Le juge de l’excès de pouvoir poursuit son office quant à la prise en compte de l’effet utile de l’annulation qu’il prononce à la date à laquelle il statue (v. CE, ass., 19 juill. 2019, n° 424216, Association des Américains accidentels, Lebon avec les concl. ; AJDA 2019. 1543 ; ibid. 1986 , chron. C. Malverti et C. Beaufils ; RFDA 2019. 891, concl. A. Lallet ). Cette solution, qui déroge au principe selon lequel la légalité d’une décision administrative s’apprécie à la date à laquelle elle a été prise, trouve à s’appliquer en l’espèce au refus de récupération d’une aide d’État. Il s’agit d’une nouvelle illustration de l’évolution de l’office du juge de l’excès de pouvoir qui s’est déjà traduite dans le cas de la mise en demeure d’un moteur de recherche de procéder au déréférencement (CE 24 févr. 2017, n° 391000, Lebon ; AJDA 2017. 436 ; ibid. 740 , chron. G. Odinet et S. Roussel ; D. 2017. 500, obs. M.-C. de Montecler ; ibid. 2018. 1033, obs.
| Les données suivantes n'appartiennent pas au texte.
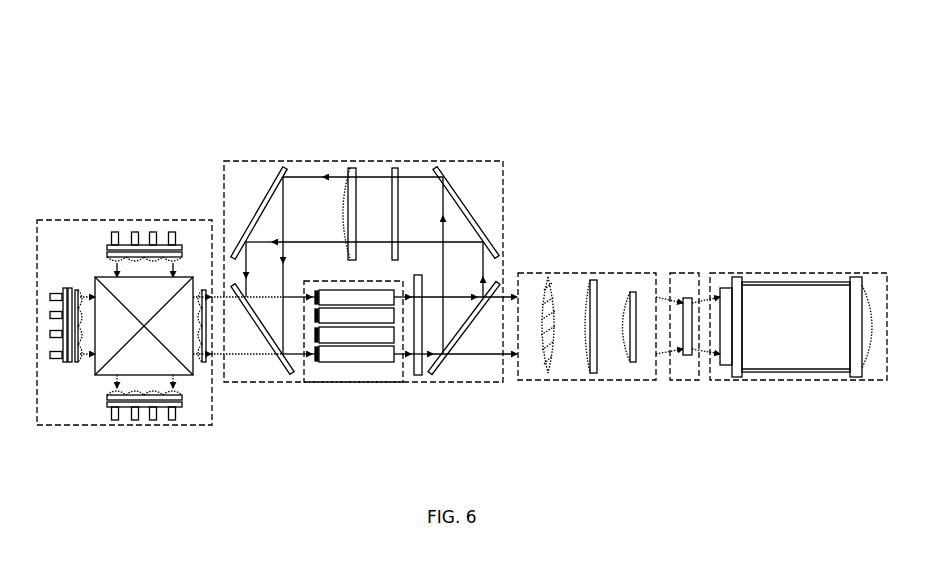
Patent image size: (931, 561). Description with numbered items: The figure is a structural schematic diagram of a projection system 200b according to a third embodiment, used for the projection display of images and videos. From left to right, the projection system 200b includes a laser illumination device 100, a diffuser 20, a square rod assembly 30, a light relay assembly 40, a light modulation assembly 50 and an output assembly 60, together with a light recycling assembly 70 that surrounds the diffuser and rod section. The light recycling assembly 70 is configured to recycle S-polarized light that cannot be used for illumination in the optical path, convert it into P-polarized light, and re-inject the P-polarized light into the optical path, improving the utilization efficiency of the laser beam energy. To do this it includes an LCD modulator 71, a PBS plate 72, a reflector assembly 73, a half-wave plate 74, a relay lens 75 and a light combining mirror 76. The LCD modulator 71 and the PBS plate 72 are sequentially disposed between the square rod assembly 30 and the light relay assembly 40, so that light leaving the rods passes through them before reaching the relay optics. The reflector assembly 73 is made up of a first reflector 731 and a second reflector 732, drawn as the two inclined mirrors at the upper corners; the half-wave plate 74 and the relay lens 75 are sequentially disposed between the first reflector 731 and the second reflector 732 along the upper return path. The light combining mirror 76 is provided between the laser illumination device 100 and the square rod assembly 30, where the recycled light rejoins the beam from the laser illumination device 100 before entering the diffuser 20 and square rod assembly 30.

The projection system 200b is at (436, 58).
The laser illumination device 100 is at (80, 219).
The light recycling assembly 70 is at (250, 161).
The reflector assembly 73 is at (503, 99).
The second reflector 732 is at (286, 170).
The first reflector 731 is at (438, 168).
The relay lens 75 is at (350, 168).
The half-wave plate 74 is at (395, 168).
The light combining mirror 76 is at (282, 363).
The diffuser 20 is at (317, 365).
The square rod assembly 30 is at (356, 358).
The LCD modulator 71 is at (418, 376).
The PBS plate 72 is at (433, 375).
The light relay assembly 40 is at (575, 382).
The light modulation assembly 50 is at (685, 381).
The output assembly 60 is at (772, 381).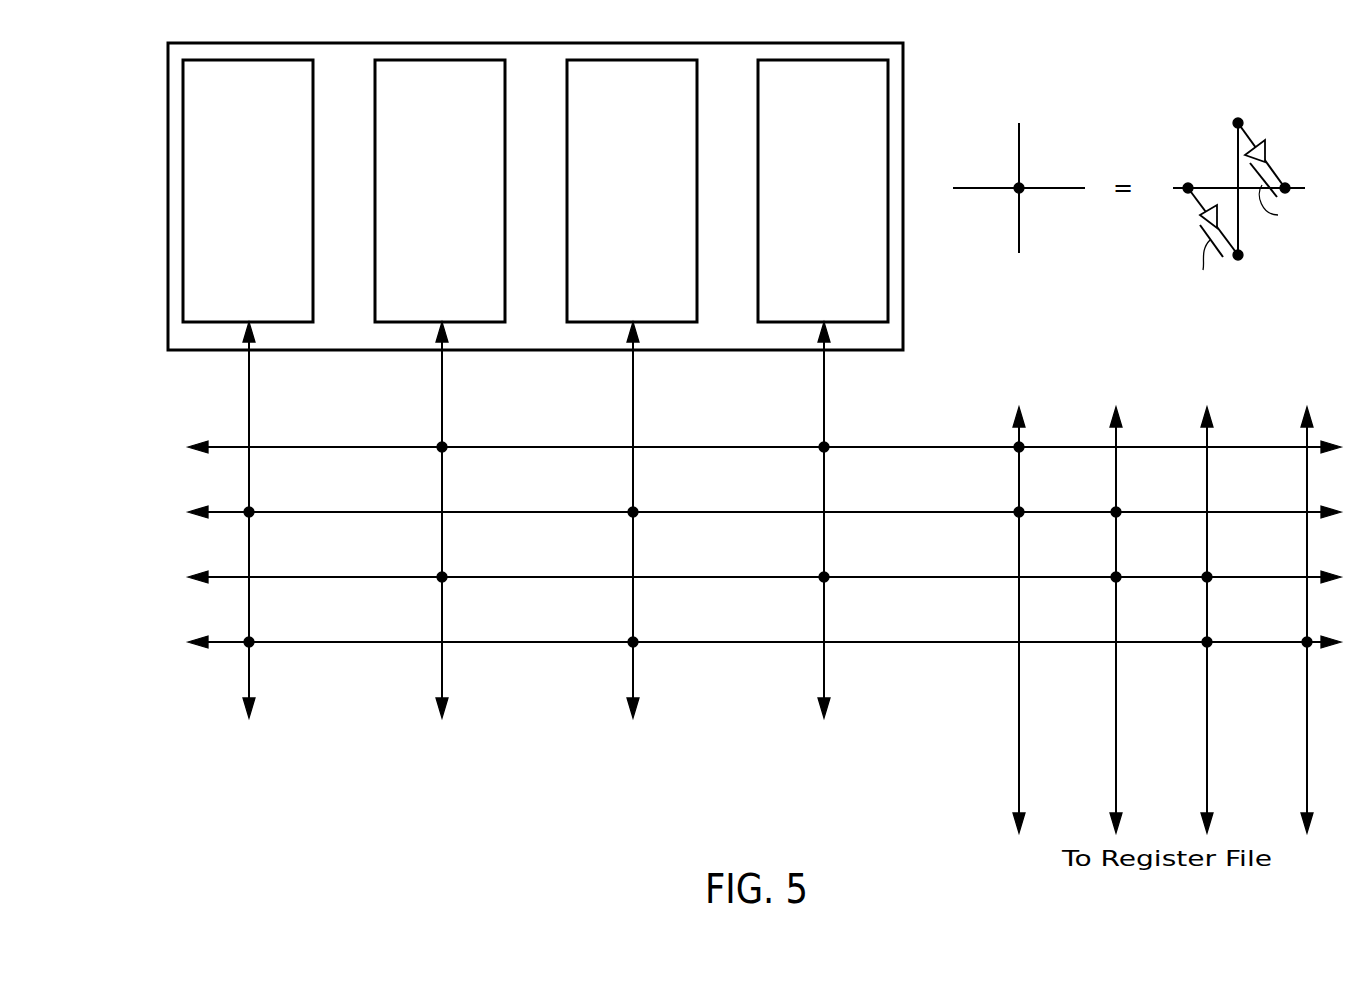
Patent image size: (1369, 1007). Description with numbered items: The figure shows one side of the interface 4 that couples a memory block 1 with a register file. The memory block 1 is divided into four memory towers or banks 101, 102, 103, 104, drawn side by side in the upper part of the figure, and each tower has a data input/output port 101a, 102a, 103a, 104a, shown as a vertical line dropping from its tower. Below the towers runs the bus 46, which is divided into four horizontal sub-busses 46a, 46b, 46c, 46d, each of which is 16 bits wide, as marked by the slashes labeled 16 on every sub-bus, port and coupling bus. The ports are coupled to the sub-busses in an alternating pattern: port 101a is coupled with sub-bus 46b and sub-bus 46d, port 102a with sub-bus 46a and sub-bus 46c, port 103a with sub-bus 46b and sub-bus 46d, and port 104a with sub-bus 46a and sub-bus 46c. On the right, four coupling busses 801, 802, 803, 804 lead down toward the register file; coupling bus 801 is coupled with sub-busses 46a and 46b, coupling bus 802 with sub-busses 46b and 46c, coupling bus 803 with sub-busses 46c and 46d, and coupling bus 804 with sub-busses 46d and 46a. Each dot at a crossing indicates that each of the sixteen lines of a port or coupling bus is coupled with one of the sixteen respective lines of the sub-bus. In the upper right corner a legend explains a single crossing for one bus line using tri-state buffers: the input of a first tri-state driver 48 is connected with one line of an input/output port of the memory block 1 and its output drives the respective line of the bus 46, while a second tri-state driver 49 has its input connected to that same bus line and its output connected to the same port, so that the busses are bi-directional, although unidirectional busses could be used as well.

The memory block 1 is at (906, 316).
The interface 4 is at (720, 775).
The 16 bit width 16 is at (547, 438).
The bus 46 is at (737, 561).
The sub-bus 46a is at (308, 450).
The sub-bus 46b is at (310, 515).
The sub-bus 46c is at (312, 580).
The sub-bus 46d is at (316, 645).
The first tri-state driver 48 is at (1265, 153).
The second tri-state driver 49 is at (1198, 215).
The memory tower 101 is at (268, 240).
The memory tower 102 is at (460, 240).
The memory tower 103 is at (652, 240).
The memory tower 104 is at (843, 240).
The data input/output port 101a is at (251, 388).
The data input/output port 102a is at (444, 388).
The data input/output port 103a is at (635, 388).
The data input/output port 104a is at (826, 388).
The coupling bus 801 is at (1019, 772).
The coupling bus 802 is at (1116, 772).
The coupling bus 803 is at (1207, 772).
The coupling bus 804 is at (1307, 772).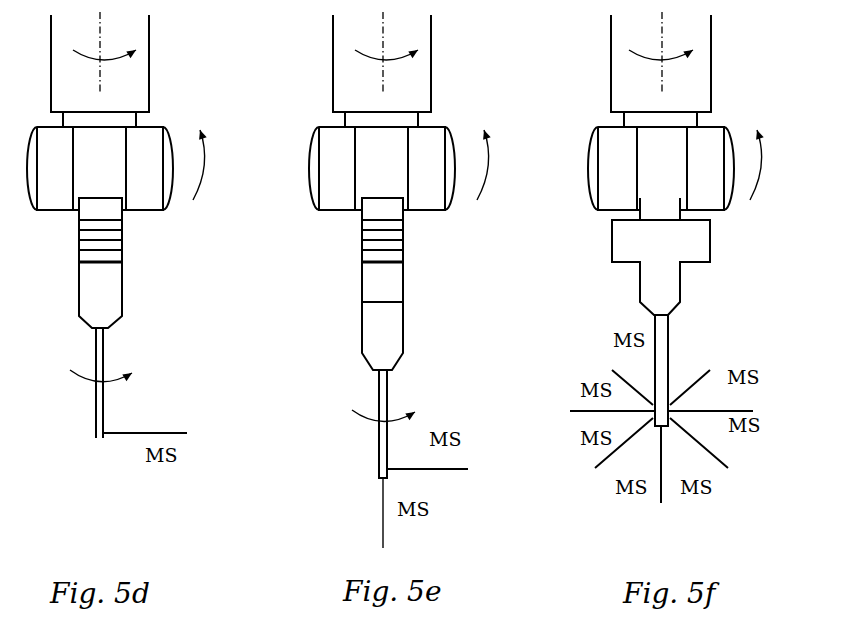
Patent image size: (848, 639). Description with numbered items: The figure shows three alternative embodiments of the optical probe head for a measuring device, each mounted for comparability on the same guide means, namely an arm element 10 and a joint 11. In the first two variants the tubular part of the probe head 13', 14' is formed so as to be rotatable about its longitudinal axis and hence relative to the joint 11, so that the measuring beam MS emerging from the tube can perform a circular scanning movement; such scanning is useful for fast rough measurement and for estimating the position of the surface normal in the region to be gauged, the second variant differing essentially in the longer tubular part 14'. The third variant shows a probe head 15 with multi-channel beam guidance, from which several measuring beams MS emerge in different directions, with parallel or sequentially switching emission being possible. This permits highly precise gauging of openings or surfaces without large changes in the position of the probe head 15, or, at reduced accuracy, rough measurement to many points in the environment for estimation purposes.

In FIG. 5d, the arm element 10 is at (135, 25).
In FIG. 5e, the arm element 10 is at (422, 33).
In FIG. 5f, the arm element 10 is at (628, 62).
In FIG. 5d, the joint 11 is at (152, 188).
In FIG. 5e, the joint 11 is at (428, 193).
In FIG. 5f, the joint 11 is at (612, 190).
In FIG. 5d, the tubular part of the probe head 13' is at (157, 318).
In FIG. 5e, the tubular part of the probe head 14' is at (329, 373).
In FIG. 5f, the probe head 15 is at (657, 278).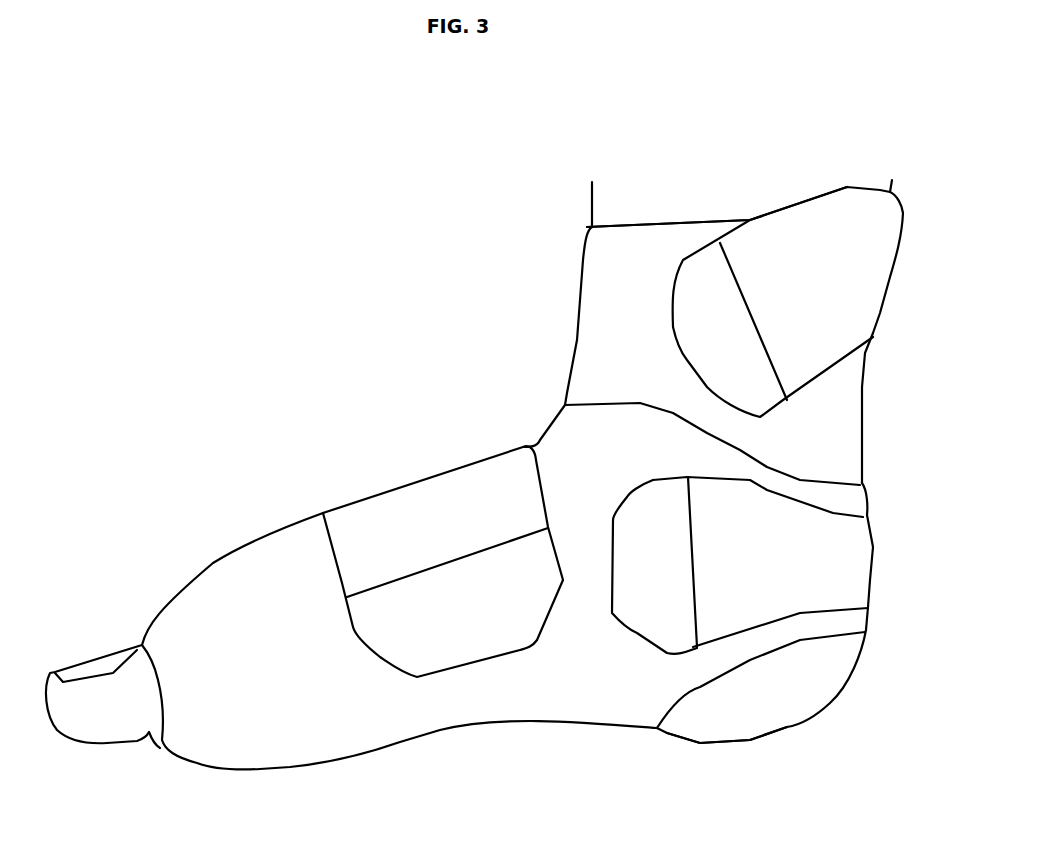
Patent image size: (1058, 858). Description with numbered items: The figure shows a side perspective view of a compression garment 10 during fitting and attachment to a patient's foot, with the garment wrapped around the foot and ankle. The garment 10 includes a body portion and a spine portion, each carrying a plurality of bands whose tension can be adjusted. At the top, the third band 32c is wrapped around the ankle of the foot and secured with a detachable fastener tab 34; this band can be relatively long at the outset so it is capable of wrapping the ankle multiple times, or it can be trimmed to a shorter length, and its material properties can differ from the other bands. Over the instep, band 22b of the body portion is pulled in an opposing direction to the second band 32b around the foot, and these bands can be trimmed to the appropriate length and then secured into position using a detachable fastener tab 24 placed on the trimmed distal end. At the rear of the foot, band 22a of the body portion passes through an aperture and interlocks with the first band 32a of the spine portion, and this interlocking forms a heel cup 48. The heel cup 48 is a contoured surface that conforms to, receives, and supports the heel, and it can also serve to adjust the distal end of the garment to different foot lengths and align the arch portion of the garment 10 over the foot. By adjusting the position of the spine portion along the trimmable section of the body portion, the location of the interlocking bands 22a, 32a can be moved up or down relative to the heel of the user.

The compression garment 10 is at (165, 355).
The band 22a is at (843, 555).
The band 22b is at (423, 510).
The detachable fastener tab 24 is at (410, 637).
The first band 32a is at (840, 620).
The second band 32b is at (223, 637).
The third band 32c is at (798, 280).
The detachable fastener tab 34 is at (705, 345).
The heel cup 48 is at (705, 752).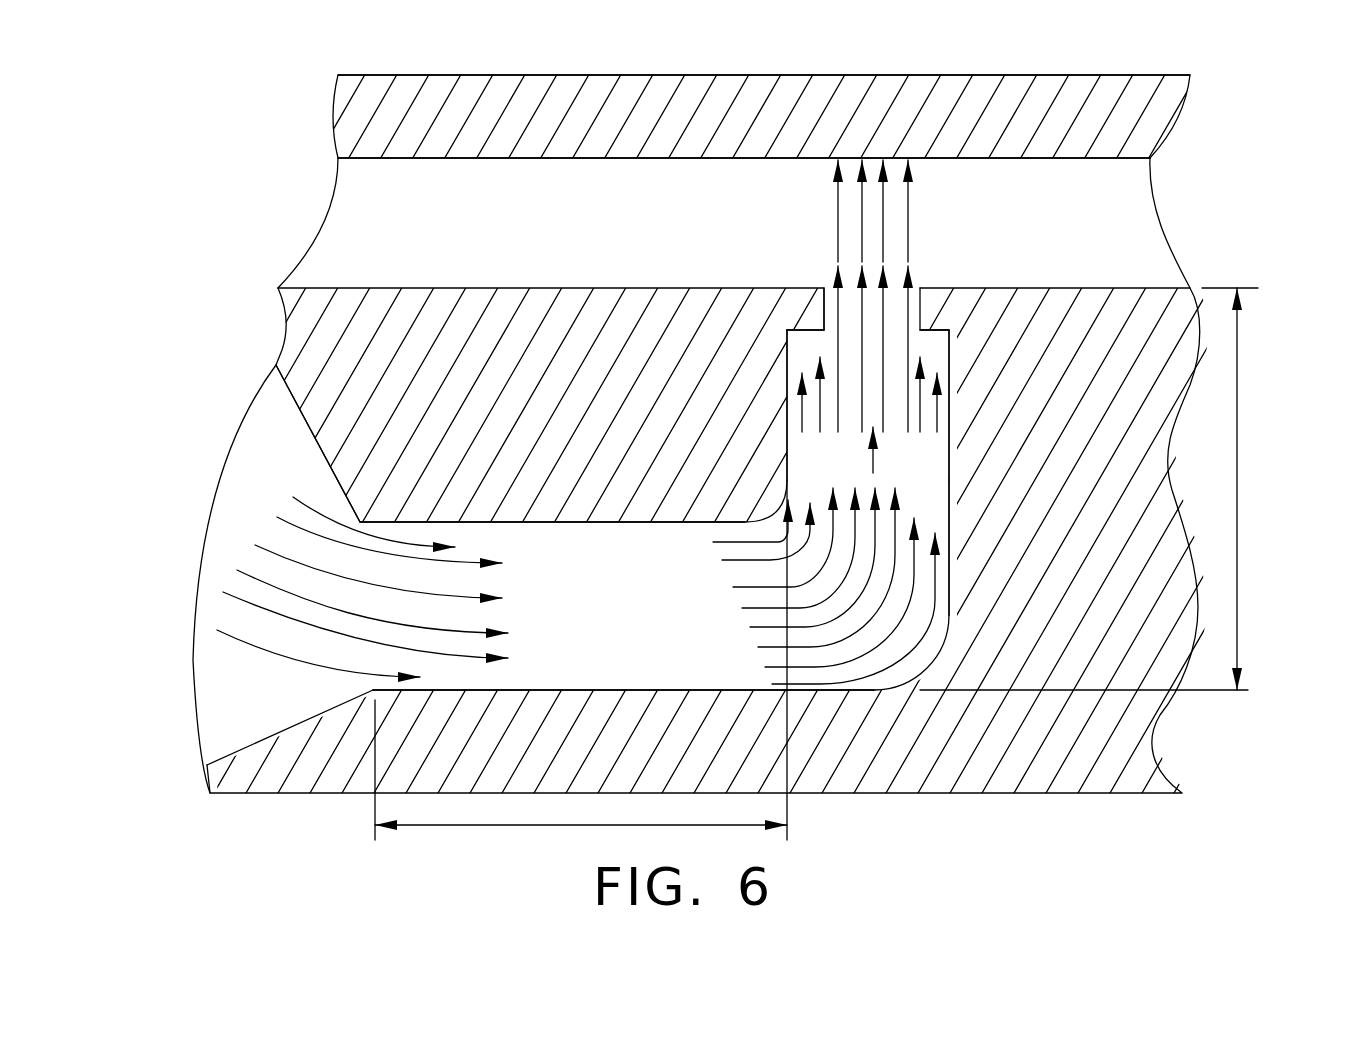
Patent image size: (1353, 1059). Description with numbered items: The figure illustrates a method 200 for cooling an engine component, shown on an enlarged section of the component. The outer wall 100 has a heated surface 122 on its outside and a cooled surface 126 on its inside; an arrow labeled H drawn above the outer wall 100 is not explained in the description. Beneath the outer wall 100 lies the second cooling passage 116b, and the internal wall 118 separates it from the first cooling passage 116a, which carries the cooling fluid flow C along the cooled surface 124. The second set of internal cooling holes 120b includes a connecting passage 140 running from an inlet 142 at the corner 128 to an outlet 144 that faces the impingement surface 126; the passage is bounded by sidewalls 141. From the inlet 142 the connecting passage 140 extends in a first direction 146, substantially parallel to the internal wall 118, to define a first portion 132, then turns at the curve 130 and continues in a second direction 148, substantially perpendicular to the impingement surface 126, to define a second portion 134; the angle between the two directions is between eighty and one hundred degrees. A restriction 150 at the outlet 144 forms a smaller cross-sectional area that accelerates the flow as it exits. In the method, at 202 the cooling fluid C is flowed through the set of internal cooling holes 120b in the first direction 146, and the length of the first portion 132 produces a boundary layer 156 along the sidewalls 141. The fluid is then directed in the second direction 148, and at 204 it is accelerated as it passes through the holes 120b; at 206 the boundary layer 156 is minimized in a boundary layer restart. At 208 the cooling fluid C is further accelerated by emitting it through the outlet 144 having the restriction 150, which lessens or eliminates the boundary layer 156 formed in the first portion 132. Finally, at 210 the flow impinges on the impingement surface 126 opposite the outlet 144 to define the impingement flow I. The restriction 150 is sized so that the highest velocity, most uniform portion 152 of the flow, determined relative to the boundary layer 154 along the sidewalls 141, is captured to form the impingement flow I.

The method for cooling an engine component 200 is at (260, 116).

B. Fauvarque-Cosson et W. Maxwell ; Dalloz IP/IT 2017. 479, obs. O. Henrard ; RFDA 2017. 535, concl. A. Bretonneau ; RTD eur. 2017. 803, obs. A. Bouveresse ) ou dans l’appréciation de la légalité d’une mesure de suspension provisoire prise en matière de dopage (CE 28 févr. 2020, n° 433886, AJDA 2020. 489 ).

En l’espèce, par une délibération du conseil régional du 20 octobre 1994, la région Île-de-France a mis en place un dispositif d’aide pour l’amélioration des services de transports en commun routiers exploités par des entreprises privées ou en régie. Par un jugement du 10 juillet 2008, le tribunal administratif de Paris a annulé la décision du 17 juin 2004 par laquelle le président du conseil régional a rejeté la demande du Syndicat autonome des transporteurs de voyageurs d’abroger cette délibération, en considérant qu’elle avait institué un régime d’aide d’État illégal. Le Conseil d’État, saisi du litige, estime que la décision par laquelle la région Île-de-France a refusé de procéder à toute récupération est illégale en tant seulement qu’elle ne procède pas à la récupération des intérêts.

L’œil du juge tourné vers l’injonction

Tirant les conséquences de sa décision et de son pouvoir d’injonction, le Conseil d’État juge que l’exécution de la présente décision implique nécessairement « d’enjoindre à la région Île-de-France de prendre, dans un délai de six mois à compter de la notification de la présente décision, les mesures nécessaires pour assurer le paiement, par chaque entreprise ayant exercé une activité sur un marché ouvert à la concurrence et ayant bénéficié du régime d’aides illégalement mis à exécution, des montants correspondant aux intérêts […] ».